Furthermore, Rankbrain is based on Natural Language Processing. It means the algorithm is able to represent strings of text in very high-dimensional space and see how they relate to another. Google then maintains a knowledge base on named entities and understands the relationships between entities:
In a search engine algorithm, a tool is needed to calculate a “similarity” score between two documents.
This note is strategic for creating a relevant ranking, but it is used in combination with a very large number of other signals, rather major (like the popularity of the page), or minor (like the presence of a keyword in the page URL).
Each entity or concept is vectorized for the machines to understand:
And then Google can evaluate the distance between two concepts. For each entity, Google knows:
To use a more concrete example, let’s search for “how old is the wife of Bill Gates?”
- “How old is”: assumption of a request on age
- “The wife of”: type of relation
- “Bill Gates”: individual/personality
To summarize, Google will tend to crawl pages by “package”:
- On the same path (discover);
- On the same topic (recrawl).
The more content it will met with expected entities (related to the theme), the deeper it will crawl. The type of entity, its rarity or popularity will directly impact the crawl frequency.
Internal linking must then be thought from the relationship between entities present in your content. You can check you named entities directly within your crawl reports.
Editorial insights tab about named entities within Oncrawl’s crawl report
How to maximize your efforts regarding Rankbrain?
First, map your website by:
- Type of content;
- Pages categories.
Then, understand which entities are present within your content and analyze how pages with entities are linked.
Inrank flow: Shows how internal linking popularity is spread – Oncrawl’s data
To do so, the first step would be to crawl your website in order to:
- Categorize your pages;
- Extract named entities by pages groups;
- Identify pages with or without named entities to adjust your content;
- Monitor the number of words per groups of pages;
The goal is to define the ideal content metrics to maximize your crawlability.
Then, use named entities in your link anchors, create packages of linked pages according to entity typology. Here is the example of a media site:
Conclusions
Crawling, indexing, ranking and re-ranking are all based on artificial intelligence and machine learning principles.

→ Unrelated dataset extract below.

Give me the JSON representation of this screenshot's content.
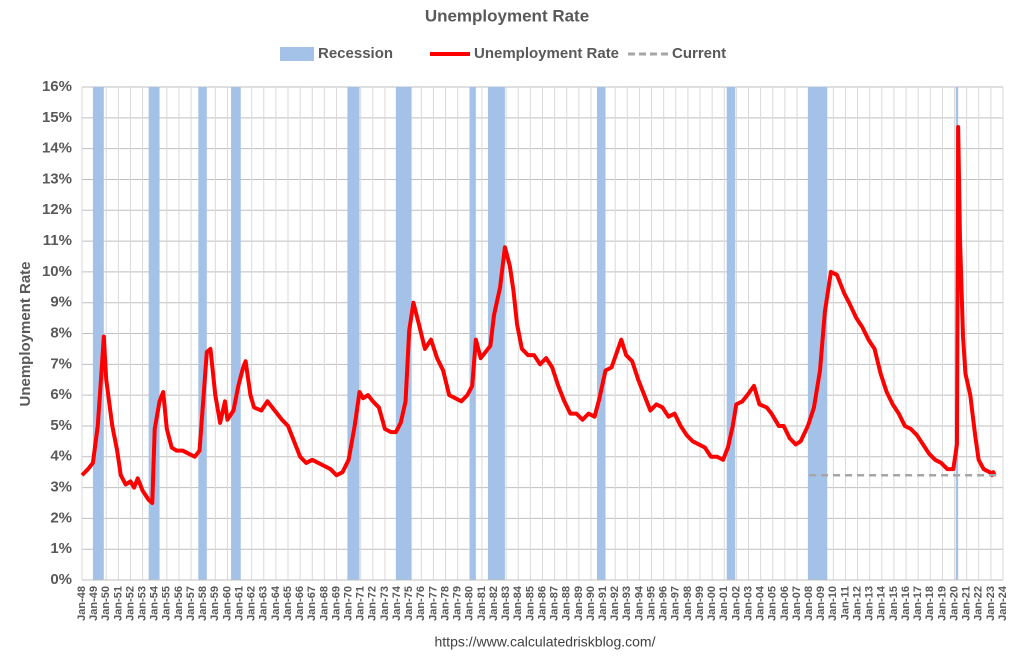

It is not so intelligent because they need us to validate models. Never forget that they are only algorithms: you have to know and manipulate the metrics they take into account to manipulate them!
- Crawling consumes energy, simplify bots life by paying attention to depth, navigation shortcuts, duplicate and especially load time, weight in the current index mobile first context. Follow crawl budget with your logs!
- Indexing is based on internal/external metrics content. Moreover, Google is using the Knowledge Graph as a learning base for named entities.
- Ranking refers to the consistency of all these data with user intentions and depends on quality (technical) and relevance (semantic) scores. Also, user’s behavior and intention are taken into account such as his personal background of research and visit.
The key is to make users want to come back to manipulate the CTR and bounce rate! In other words, favorise titles, meta description, content, speed and UX/UI!